Answer by David Z for How to efficiently calculate the fraction (valid UTF8 byte sequence of length N)/(total N-byte sequences)?

Honestly I couldn't quite follow this question all the way through, but here's the idea I think you want.

Judging by your last program, you figured out, more or less, that you can express the number of valid UTF-8 byte sequences of length N as a recurrence relation. I actually think you got the numbers wrong, though; I believe it should be this:

• n(0) = 1 since there is only one UTF-8 byte sequence with zero bytes
• n(1) = 128 for obvious reasons
• n(2) = 18304:
  • 128 * 128 sequences containing two characters encoded in one byte each
  • 1920 (that's 2**11 - 128) sequences containing one character encoded in two bytes
• n(3) = 2650112:
  • 128 * 128 * 128 sequences of three characters
  • 128 * 1920 * 2 sequences of two characters (since you have a two-byte character, 1920 possibilities, and a one-byte character, 128 possibilities, in either of two orders)
  • 61440 (that's 2**16 - 1920 - 128 and then minus another 2**11 for the surrogates) sequences of one three-byte character
• n(4) = 383270912:
  • 128 * 128 * 128 * 128 sequences of four characters
  • 128 * 128 * 1920 * 3 sequences of three characters (one two-byte character and two one-byte characters, with the two-byte character occupying any of three positions)
  • 1920 * 1920 sequences of two two-byte characters
  • 128 * 61440 * 2 sequences of a one-byte and a three-byte character, in either order
  • 1048576 sequences of one four-byte character

(but my main point here is to demonstrate the technique, so if I'm wrong about these numbers, adjust accordingly) After that, the number of UTF-8 byte sequences of length N if N > 4 is determined by this recurrence relation:

n(N) = 128 * n(N-1) + 1920 * n(N-2) + 61440 * n(N-3) + 1048576 * n(N - 4)

reflecting the fact that you can form a UTF-8 sequence of length N > 4 by appending a one-byte character to any sequence of length N - 1, or appending a two-byte character to any sequence of length N - 2, or so on for 3- or 4-byte characters.

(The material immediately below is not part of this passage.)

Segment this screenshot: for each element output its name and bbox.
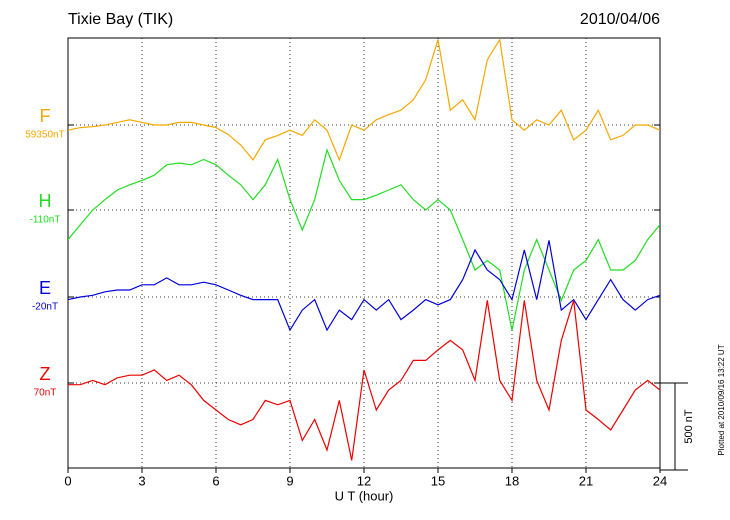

This formula is very straightforward to implement iteratively or recursively, and you can get the desired proportion by dividing the result by 2**N. So a reasonably efficient way to compute this is to write a function that computes n(N) using iteration or recursion and then just divide it by 2**N. For example:

@functools.cachedef numerator(N: int) -> int:    return 128 * numerator(N - 1) + ...def valid_UTF8_chance_expansion(length: int):    return fractions.Fraction(numerator(length), 2**length)  # or convert to string if you like

If you want something better than that, you can convert the sequence into a closed-form expression by using a characteristic polynomial. The basic idea is that you take the recurrence relation from above, replace each n(k) with the kth power of an unknown variable x to get

x**N = 128 * x**(N-1) - 1920 * x**(N-2) - 61440 * x**(N-3) - 1048576 * x**(N-4)

then simplify and move everything to one side to get

x**4 - 128 * x**3 - 1920 * x**2 - 61440 * x - 1048576 = 0

and find the roots of that polynomial, call them r_1 through r_4. (You can use Sympy or Wolfram Alpha or any computer algebra system or symbolic equation solver.) You can then write n(N) as a linear combination of Nth powers of the roots; that is:

n(N) = c_1 * r_1**N + c_2 * r_2**N + c_3 * r_3**N + c_4 * r_4**N

for constants c_k, which can be determined by matching to initial conditions - that is, write four copies of this formula for N=1 through N=4, set them equal to the numeric values you know those to have, and you have a system of four linear equations in four variables which you can solve using standard techniques. You'll get a moderately complicated formula involving some roots and maybe some complex numbers, but with a bit of manipulation you can probably rearrange it in some way where you group the roots and i's together and then you can make a Python implementation that only uses integer arithmetic.